- Harvestide (Wicca)
- Celebrates fall equinox and end of harvest
- Eid (Islam)
- Festival of Sacrifice that marks the end of Hajj. This is a four day holiday that usually begins at sundown the day before.
- Rosh Hashanah (Jewish)
- Literally 'Head of Year' marks the first and second day of the Jewish New Year and the anniversary of the creation of the world. It begins at sundown the night before and ends 10 days later with Yom Kippur. It is celebrated with prayers and religious services.
- Yom Kippur (Jewish)
- The Day of Atonement is the holiest and most solemn of all days in the Jewish year. They believe that once you atone for your mistakes, you can be 'at one' with God. Jews do not work, and fast from sunset to sunset.
- Annual Canadian holiday, occurring on the second Monday in October, which celebrates the harvest and other blessings of the past year.
- Diwali (Hinduism)
- It means 'row of lights' and is the Hindu New Year. Diwali lasts for 5 days: Day 1 - New Year for business, Day 2 - the triumph of god Vishnu over the evil demon, Day 3 - Lakshmi, the goddess of prosperity visits homes lit by lamps, Day 4 - Bali worship day, Day 5 - devoted to brothers and sisters.

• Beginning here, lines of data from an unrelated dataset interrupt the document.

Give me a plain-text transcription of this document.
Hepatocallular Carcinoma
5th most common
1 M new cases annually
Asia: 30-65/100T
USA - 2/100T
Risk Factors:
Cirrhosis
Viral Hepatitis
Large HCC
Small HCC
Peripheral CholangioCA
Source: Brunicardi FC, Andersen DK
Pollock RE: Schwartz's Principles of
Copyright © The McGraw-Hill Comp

- Halloween ~ October 31st
- It is a day to mark the single night in the year when, according to old Celtic beliefs, spirits and the dead can cross over into the world of the living. Some people hold parties and children may trick-or-treat in their neighborhood.
- All Saints Day (Western Christianity)
- This day is for honouring saints, known and unknown.
- Remembrance Day ~ November 11th
- Hannukah (Jewish)
- Approximately in 164 B.C., Maccabees, a small group of Jews fighting for religious freedom won victory over the Syrians. The legend goes that to rededicate the Temple, they found only one jar of holy oil and miraculously the candelabra remained lit for 8 days. The Festival of Lights is celebrated for eight days with the lighting of an eight candle menorah. Special readings and songs of praise focus on liberty and freedom.
- Christmas (Christianity) - Dec. 25th
- This day celebrates Jesus Christ's birth over 2000 years ago. Customs include lighting candles, exchanging gifts and using evergreen decorations to celebrate this day, the most widely observed Chrsitian festival of the year. In most communities it is a family day.
- Kwanzaa - Dec. 26th
- The celebration honours African heritage in African-American culture, and is observed from December 26 to January 1, culminating in a feast and gift-giving.
- Orthodox Christmas (Christianity - Coptic & Eastern Orthodox)
- On this day, some Eastern churches celebrate the birth of Jesus according to the Julian calendar, which is currently 13 days behind the Gregorian or Western calendar.
- Black History
- Every February, Canadians are invited to participate in Black History Month festivities and events that honour the legacy of Black Canadians, past and present.
- Shrove Tuesday
- Chinese New Year/Lunar New Year
- The new year, also known as the Spring Festival, is marked by the lunisolar Chinese calendar, so the date changes from year to year
- Holi (Sikh, Hindu)
- This festival of colour celebrates Spring, where people play with liquid and powdered colours, light bonfires and blow horns to celebrate the destruction of Holika
- Sikh Heritage Month (Canada)
- Aims to celebrate the contributions and aspirations of all Sikh-Canadians and develop a greater understanding and appreciation for a rich, unique and diverse heritage.
- Baisakhi (Sikh, Hindu)
- New Year Festival. Also a commemoration of the founding of the Khalsa by Guru Gobind Singh (the tenth Sikh Guru)
- Easter (Christianity)
- This day celebrates the resurrection of Jesus Christ.